To all those I met on training rides, and all I didn't, WOW!!!
What an amazing ride! Stunning scenery, some great riding at a fast pace and most importantly the Bigfoot train was great fun;-) Hugh - thanks again for organising us all and ensuring we all made it.
Hopefully my bike will be delivered back from JOG in one piece.....! See you back at the club rides soon.
After getting home on Monday and returning to work on Tuesday I am still tired out from 9 days cycling from LE to JOG. It was much harder than I anticipated riding nine consecutive days of between 99 and 134 miles but the event organisers [Threshold] team were very good at making the event work.

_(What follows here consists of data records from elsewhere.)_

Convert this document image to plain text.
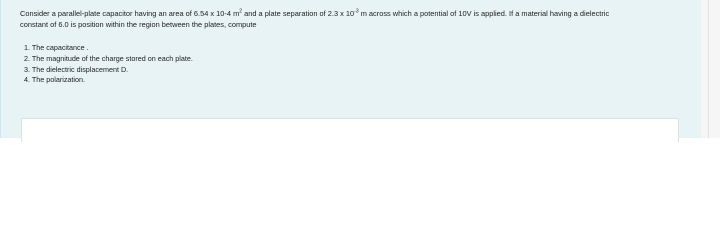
Consider a parallel-plate capacitor having an area of 6.54 x 10-4 $m^2$ and a plate separation of 2.3 x $10^{-3}$ m across which a potential of 10V is applied. If a material having a dielectric
constant of 6.0 is position within the region between the plates, compute
1. The capacitance .
2. The magnitude of the charge stored on each plate.
3. The dielectric displacement D.
4. The polarization.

It was brilliant because ...
+ the weather was actually not too bad
+ the food served at base camps was pretty good
+ the visible presence of medical support was very reassuring
+ as was the mechanical support by Halfords
+ the shower and toilet facilities at base camps were well implemented
+ and UPS moved our bags everyday (thank you Clive!)
On the downside
- I was pretty sick of the feed station offering of Ginsters Sausage Rolls, Ginsters pork pies and Pepparami
- there was some appalling road riding etiquette from a few of the competitors
- the internet connection by CISCO was intermittent at best
- daily charging your phone and Garmin was a bit too stressful
Overall I would recommend everyone should ride from LE to JOG (or vice versa) because the UK has some of the best scenery of anywhere in the world and seeing it from a bicycle is simply the best way to appreciate the contours of the land. Scotland wins marginally over England's south west, but probably only because the gradients are slightly less severe and when you do reach the highest point the views are breathtaking.
Thank you to everyone amongst our group and I'll see you out on a Bigfoot CC ride soon.